Ela revela que a família não tinha nenhum conhecimento de gestão, mas o negócio precisava dar certo, já que as contas do lar se acumulavam. Aos 21 anos, o espírito empreendedor de Camila Farani começou a falar mais alto. "Propus à minha mãe que, se eu conseguisse aumentar em 30% as vendas em um mês na cafeteria, receberia uma pequena participação na empresa. Alcancei 28%, com a introdução do iced coffee. Não atingi a meta, mas uma coisa eu te digo, ter atitude mudou a minha vida", recorda. "Acabei conquistando a sociedade pelo fato de a minha mãe ter percebido meu esforço e iniciativa."
Hoje, a investidora-anjo já aportou mais de 40 milhões de reais - com co-investidores e pools de investimentos, além da sua própria holding - em cerca de 45 empresas, gerando um ecossistema que movimenta mais de 3,7 bilhões de reais por ano e emprega mais de 15 mil pessoas. Camila integra o conselho de administração da fintech PicPay, entre outras empresas, e foi eleita uma das 500 pessoas mais influentes da América Latina pela Bloomberg Línea - empresa do famoso conglomerado de mídia americano -, e "Women in Tech Latam Awards 2022", na categoria "Best Ally - Aliada das Mulheres na Tecnologia". Além disso, há seis temporadas é um dos "tubarões" do reality show Shark Tank Brasil, apresentado no canal de TV por assinatura Sony.
Mesmo com o sucesso, Camila conta que se considera mais reservada. "Amo estar em casa, com minha namorada, Tula, minha família e amigos. Tenho cinco cachorros que são minhas paixões e têm muito espaço na minha vida", diz. "Também gosto de viajar, conhecer novos lugares e aproveitar a gastronomia de cada local que visito." Em uma dessas viagens, Camila Farani esteve em BH, em novembro, para palestrar em um evento da CDL-BH. Nesta entrevista, ela revela se considera os mineiros um povo empreendedor e fala sobre carreira, família, a importância das mulheres ocuparem seu espaço no mercado de investimentos, os riscos de investir e seu trabalho no Shark Tank.

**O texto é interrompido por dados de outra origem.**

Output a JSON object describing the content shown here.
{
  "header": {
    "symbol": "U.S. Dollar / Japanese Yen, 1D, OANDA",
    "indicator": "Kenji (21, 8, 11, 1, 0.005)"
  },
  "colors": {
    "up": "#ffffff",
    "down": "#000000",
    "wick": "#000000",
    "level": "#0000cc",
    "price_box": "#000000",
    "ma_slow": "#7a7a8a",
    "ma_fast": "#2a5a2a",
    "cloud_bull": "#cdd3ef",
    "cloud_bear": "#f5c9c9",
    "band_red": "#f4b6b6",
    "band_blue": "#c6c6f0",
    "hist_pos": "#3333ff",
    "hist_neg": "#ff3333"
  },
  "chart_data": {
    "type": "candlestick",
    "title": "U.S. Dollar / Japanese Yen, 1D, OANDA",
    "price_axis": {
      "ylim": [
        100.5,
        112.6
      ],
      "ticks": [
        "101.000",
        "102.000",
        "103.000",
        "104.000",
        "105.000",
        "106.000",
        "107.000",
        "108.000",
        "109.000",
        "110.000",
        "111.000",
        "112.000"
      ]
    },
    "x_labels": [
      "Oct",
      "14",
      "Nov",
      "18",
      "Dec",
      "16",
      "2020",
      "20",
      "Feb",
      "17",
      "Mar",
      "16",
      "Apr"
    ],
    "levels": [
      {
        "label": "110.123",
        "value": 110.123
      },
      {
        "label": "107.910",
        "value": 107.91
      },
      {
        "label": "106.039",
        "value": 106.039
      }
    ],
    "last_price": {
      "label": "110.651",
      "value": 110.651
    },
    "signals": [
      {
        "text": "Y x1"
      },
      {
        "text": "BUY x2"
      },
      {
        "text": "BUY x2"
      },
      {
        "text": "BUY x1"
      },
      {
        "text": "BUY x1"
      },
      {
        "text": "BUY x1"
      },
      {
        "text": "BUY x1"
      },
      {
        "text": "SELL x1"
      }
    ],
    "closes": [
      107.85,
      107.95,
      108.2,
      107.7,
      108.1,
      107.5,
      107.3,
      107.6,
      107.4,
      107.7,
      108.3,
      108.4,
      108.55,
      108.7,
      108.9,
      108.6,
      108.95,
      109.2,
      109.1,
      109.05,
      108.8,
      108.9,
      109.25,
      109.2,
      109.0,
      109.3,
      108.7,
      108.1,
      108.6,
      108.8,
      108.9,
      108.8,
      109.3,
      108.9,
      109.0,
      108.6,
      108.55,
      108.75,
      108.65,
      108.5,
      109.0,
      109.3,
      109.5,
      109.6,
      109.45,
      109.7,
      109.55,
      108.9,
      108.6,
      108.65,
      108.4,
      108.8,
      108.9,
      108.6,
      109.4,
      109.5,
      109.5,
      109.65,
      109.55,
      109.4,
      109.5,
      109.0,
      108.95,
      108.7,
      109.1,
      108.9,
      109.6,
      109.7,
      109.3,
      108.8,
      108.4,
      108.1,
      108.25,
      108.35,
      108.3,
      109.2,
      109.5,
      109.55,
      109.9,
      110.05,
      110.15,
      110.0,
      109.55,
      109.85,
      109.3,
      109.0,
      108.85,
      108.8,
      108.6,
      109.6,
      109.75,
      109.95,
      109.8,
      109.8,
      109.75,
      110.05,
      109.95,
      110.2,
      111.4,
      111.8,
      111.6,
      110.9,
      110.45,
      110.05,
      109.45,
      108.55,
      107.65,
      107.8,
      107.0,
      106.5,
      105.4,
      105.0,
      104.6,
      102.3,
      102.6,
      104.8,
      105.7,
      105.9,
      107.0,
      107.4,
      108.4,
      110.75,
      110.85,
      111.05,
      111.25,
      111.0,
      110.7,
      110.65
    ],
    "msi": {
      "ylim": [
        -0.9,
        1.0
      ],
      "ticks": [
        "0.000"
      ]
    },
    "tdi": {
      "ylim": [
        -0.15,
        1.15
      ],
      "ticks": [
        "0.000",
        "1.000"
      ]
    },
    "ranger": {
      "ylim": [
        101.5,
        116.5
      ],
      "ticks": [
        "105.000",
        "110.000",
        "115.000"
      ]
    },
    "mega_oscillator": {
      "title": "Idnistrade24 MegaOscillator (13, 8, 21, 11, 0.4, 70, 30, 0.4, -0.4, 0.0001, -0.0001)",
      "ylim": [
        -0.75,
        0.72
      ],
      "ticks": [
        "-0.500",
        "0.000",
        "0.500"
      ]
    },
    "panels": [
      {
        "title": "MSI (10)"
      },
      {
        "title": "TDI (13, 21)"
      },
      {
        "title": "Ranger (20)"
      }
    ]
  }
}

- Quem é: Camila Farani, 41 anos
- Origem: Rio de Janeiro (RJ)
- Formação: Advogada com pós-graduação em Marketing e especializações em growth, tecnologia e startups em Stanford, MIT e Babson College. Fundadora do Grupo Farani, que congrega EdTech, InvestTech, Brand Image e o Ela Vence, comunidade que conecta e inspira lideranças femininas, empreendedoras e investidoras. Integra o conselho de administração do Pic Pay, entre outras empresas. É Colunista da Forbes, Estadão e MIT Technology Review
ENCONTRO - O mineiro é um povo empreendedor?
CAMILA FARANI - Com certeza. Minas Gerais é o terceiro estado em número de startups do Brasil, de acordo com a Associação Brasileira de Startups. O estado possui um ecossistema de inovação e empreendedorismo favorável por causa das universidades, que contam com cursos muito bem referenciados em engenharia da computação, por exemplo. Além disso, o mineiro é um povo historicamente muito trabalhador, com uma atitude empreendedora forte. Empreender é a capacidade de se adaptar, de errar e corrigir os erros de forma ágil, de criar soluções novas para "velhos" problemas. Além disso, diversas startups mineiras se consagraram no cenário nacional, como Sympla, Hotmart, Rock Content, entre outras.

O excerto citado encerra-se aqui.